Nick is not here, Alice. He lives somewhere else. He flew back from Portugal this morning and you weren’t there to meet him. Maybe “Gina” picked him up at the airport. Oh, and you kissed that school principal today. Remember? Remember? Can you just please REMEMBER your life, you fool!

She snapped on the bedside lamp, threw back the sheets, and got out of bed. There was no way she was going back to sleep now.

Right.

She ran her palms down her nightie. It was a sleeveless, shimmery oyster-colored silk. It must have cost a fortune. It was just so stupid that she didn’t remember buying it. She’d had enough. She wanted to remember everything, right now.

She went into the bathroom and found the bottle of perfume she’d used at the hospital. She sprayed it in big lavish swoops and sniffed deeply. She was going to run and jump straight into that vortex of memory.

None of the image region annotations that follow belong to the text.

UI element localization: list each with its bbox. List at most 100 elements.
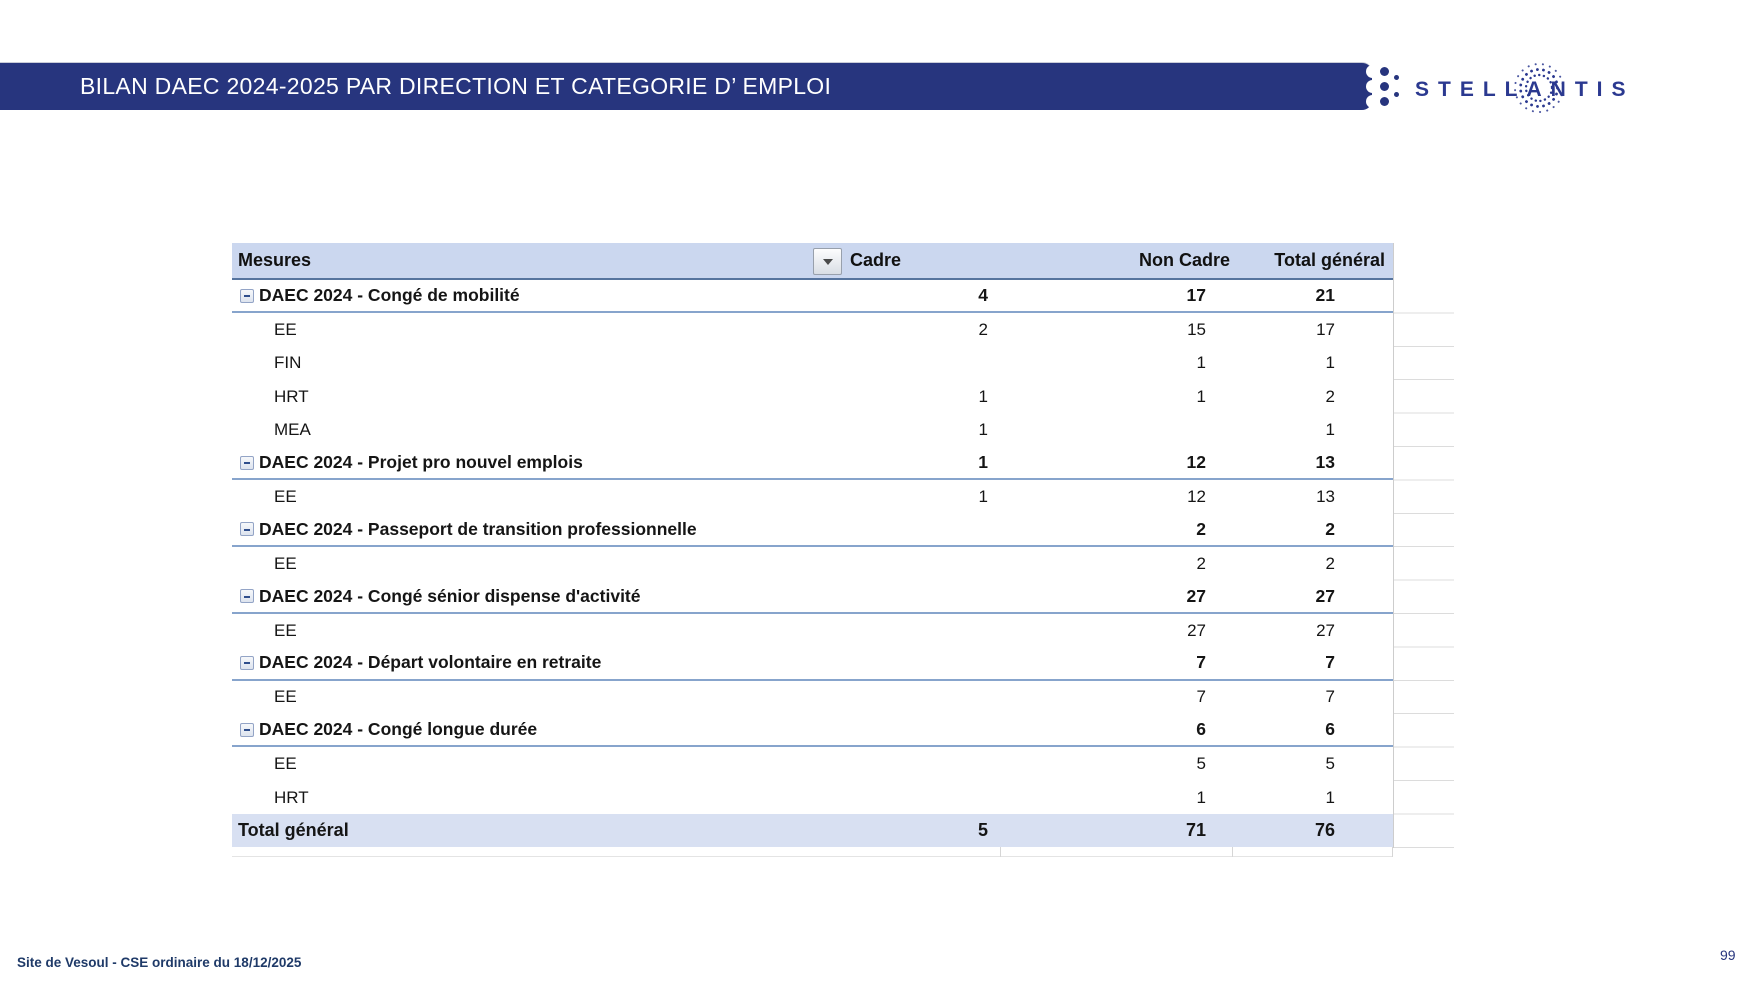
cadre-value: 1 — [978, 386, 988, 406]
column-header-total-general: Total général — [1274, 250, 1385, 270]
table-row: DAEC 2024 - Passeport de transition prof… — [232, 514, 1393, 548]
non-cadre-value: 15 — [1187, 320, 1206, 340]
page-number: 99 — [1720, 947, 1736, 963]
collapse-minus-icon[interactable] — [240, 522, 254, 537]
non-cadre-value: 5 — [1196, 754, 1206, 774]
row-label: DAEC 2024 - Congé longue durée — [259, 719, 538, 740]
total-cadre-value: 5 — [977, 820, 988, 841]
gridline-tick — [1232, 847, 1233, 858]
total-general-value: 1 — [1325, 787, 1335, 807]
collapse-minus-icon[interactable] — [240, 455, 254, 470]
collapse-minus-icon[interactable] — [240, 589, 254, 604]
non-cadre-value: 17 — [1186, 285, 1206, 306]
column-header-non-cadre: Non Cadre — [1138, 250, 1230, 270]
table-row: DAEC 2024 - Congé sénior dispense d'acti… — [232, 581, 1393, 614]
table-row: EE 2 15 17 — [232, 313, 1393, 346]
table-row: DAEC 2024 - Congé longue durée 6 6 — [232, 714, 1393, 748]
table-row: HRT 1 1 2 — [232, 380, 1393, 413]
total-general-value: 76 — [1314, 820, 1335, 841]
table-row: EE 1 12 13 — [232, 480, 1393, 513]
non-cadre-value: 27 — [1186, 585, 1206, 606]
row-label: EE — [274, 620, 297, 640]
cadre-value: 4 — [978, 285, 988, 306]
row-label: EE — [274, 320, 297, 340]
banner-edge-notch — [1365, 94, 1379, 108]
gridline-tick — [1392, 847, 1393, 858]
table-row: MEA 1 1 — [232, 414, 1393, 447]
row-label: HRT — [274, 787, 309, 807]
total-non-cadre-value: 71 — [1185, 820, 1206, 841]
non-cadre-value: 12 — [1186, 452, 1206, 473]
footer-text: Site de Vesoul - CSE ordinaire du 18/12/… — [17, 955, 302, 970]
table-row: HRT 1 1 — [232, 781, 1393, 814]
column-header-mesures: Mesures — [238, 250, 312, 270]
collapse-minus-icon[interactable] — [240, 288, 254, 303]
non-cadre-value: 27 — [1187, 620, 1206, 640]
row-label: DAEC 2024 - Passeport de transition prof… — [259, 518, 697, 539]
row-label: DAEC 2024 - Congé de mobilité — [259, 285, 520, 306]
table-row: DAEC 2024 - Départ volontaire en retrait… — [232, 647, 1393, 681]
pivot-rows: DAEC 2024 - Congé de mobilité 4 17 21 EE… — [232, 280, 1393, 814]
row-label: HRT — [274, 386, 309, 406]
banner-edge-dot — [1394, 75, 1399, 80]
total-general-value: 27 — [1315, 585, 1335, 606]
pivot-header-row: Mesures Cadre Non Cadre Total général — [232, 243, 1393, 280]
non-cadre-value: 7 — [1196, 652, 1206, 673]
table-bottom-gridline-strip — [232, 847, 1393, 858]
collapse-minus-icon[interactable] — [240, 655, 254, 670]
banner-edge-dot — [1394, 92, 1399, 97]
non-cadre-value: 2 — [1196, 553, 1206, 573]
total-general-value: 17 — [1316, 320, 1335, 340]
table-right-gutter-gridlines — [1394, 280, 1454, 849]
table-right-edge — [1393, 243, 1394, 848]
table-row: DAEC 2024 - Projet pro nouvel emplois 1 … — [232, 447, 1393, 481]
total-general-value: 7 — [1325, 687, 1335, 707]
non-cadre-value: 7 — [1196, 687, 1206, 707]
table-row: EE 27 27 — [232, 614, 1393, 647]
total-general-value: 2 — [1325, 518, 1335, 539]
non-cadre-value: 1 — [1196, 787, 1206, 807]
banner-edge-notch — [1365, 64, 1379, 78]
table-row: DAEC 2024 - Congé de mobilité 4 17 21 — [232, 280, 1393, 314]
total-row-label: Total général — [238, 820, 349, 841]
row-label: FIN — [274, 353, 302, 373]
non-cadre-value: 2 — [1196, 518, 1206, 539]
total-general-value: 2 — [1325, 386, 1335, 406]
non-cadre-value: 12 — [1187, 487, 1206, 507]
total-general-value: 27 — [1316, 620, 1335, 640]
table-row: EE 7 7 — [232, 681, 1393, 714]
row-label: EE — [274, 553, 297, 573]
gridline-tick — [1000, 847, 1001, 858]
collapse-minus-icon[interactable] — [240, 722, 254, 737]
non-cadre-value: 1 — [1196, 386, 1206, 406]
total-general-value: 7 — [1325, 652, 1335, 673]
stellantis-logo: STELLANTIS — [1405, 56, 1665, 120]
cadre-value: 2 — [978, 320, 988, 340]
row-label: EE — [274, 487, 297, 507]
total-general-value: 6 — [1325, 719, 1335, 740]
table-row: EE 5 5 — [232, 747, 1393, 780]
pivot-total-row: Total général 5 71 76 — [232, 814, 1393, 848]
cadre-value: 1 — [978, 452, 988, 473]
title-banner: BILAN DAEC 2024-2025 PAR DIRECTION ET CA… — [0, 62, 1372, 110]
table-row: FIN 1 1 — [232, 347, 1393, 380]
total-general-value: 13 — [1315, 452, 1335, 473]
row-label: EE — [274, 687, 297, 707]
total-general-value: 1 — [1325, 353, 1335, 373]
banner-edge-dot — [1379, 66, 1389, 76]
cadre-value: 1 — [978, 487, 988, 507]
row-label: DAEC 2024 - Congé sénior dispense d'acti… — [259, 585, 641, 606]
banner-edge-notch — [1365, 79, 1379, 93]
total-general-value: 2 — [1325, 553, 1335, 573]
banner-edge-dot — [1379, 96, 1389, 106]
filter-button[interactable] — [813, 248, 842, 275]
stellantis-emblem-icon: STELLANTIS — [1415, 63, 1635, 113]
row-label: DAEC 2024 - Projet pro nouvel emplois — [259, 452, 583, 473]
pivot-table: Mesures Cadre Non Cadre Total général DA… — [232, 243, 1454, 858]
slide-title: BILAN DAEC 2024-2025 PAR DIRECTION ET CA… — [80, 73, 832, 99]
non-cadre-value: 6 — [1196, 719, 1206, 740]
logo-text: STELLANTIS — [1415, 78, 1635, 101]
total-general-value: 13 — [1316, 487, 1335, 507]
table-row: EE 2 2 — [232, 547, 1393, 580]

The perfume assaulted her nostrils, making her feel a bit sick. She waited for the images of the last ten years to fill her mind, but all she could see were the smiling strange faces from tonight’s party, and Dominick’s liquid brown eyes, and her mother smiling coyly at Roger, and the disappointed lines around Elisabeth’s mouth.

All these recent memories were too fresh and confusing. That was the problem. There was no space for all the old memories.

She sat down on the cold bathroom tiles and hugged her knees in close. All those people tonight, trooping happily into her house, helping themselves to glasses of champagne and tiny canapés from white-aproned caterers (who had turned up at five p.m., taking over the kitchen, blandly efficient), standing around her backyard in little groups, high heels sinking into the grass. “Alice!” they said so familiarly, kissing her on both cheeks. (There was a lot of kissing of both cheeks in 2008.) “How are you?” Hairstyles were smoother and flatter than in 1998. It made everyone’s heads seem comically smaller.

People talked about petrol prices (how could there be anything to say on such a boring topic?), property prices, development applications, and some political scandal. They talked about their children—“Emily,” “Harry,” “Isabel”—as if Alice knew them intimately. There were hilarious jokes about some school excursion she’d apparently attended where things had gone hilariously wrong. There were serious, lowered voices about some teacher everybody hated. They talked to her about jazz ballet lessons, saxophone lessons, swimming lessons, the school band, the school fête, the tuckshop, the extension class for “gifted and talented” kids. None of it made any sense. The conversations were so detailed—so many names and dates and times and acronyms—the PE-something class, the WE-something teacher. On two occasions different women hissed the unfamiliar word “Botox” in Alice’s ear as another woman walked by. Alice couldn’t be sure if it was a contemptuous insult or an envious compliment.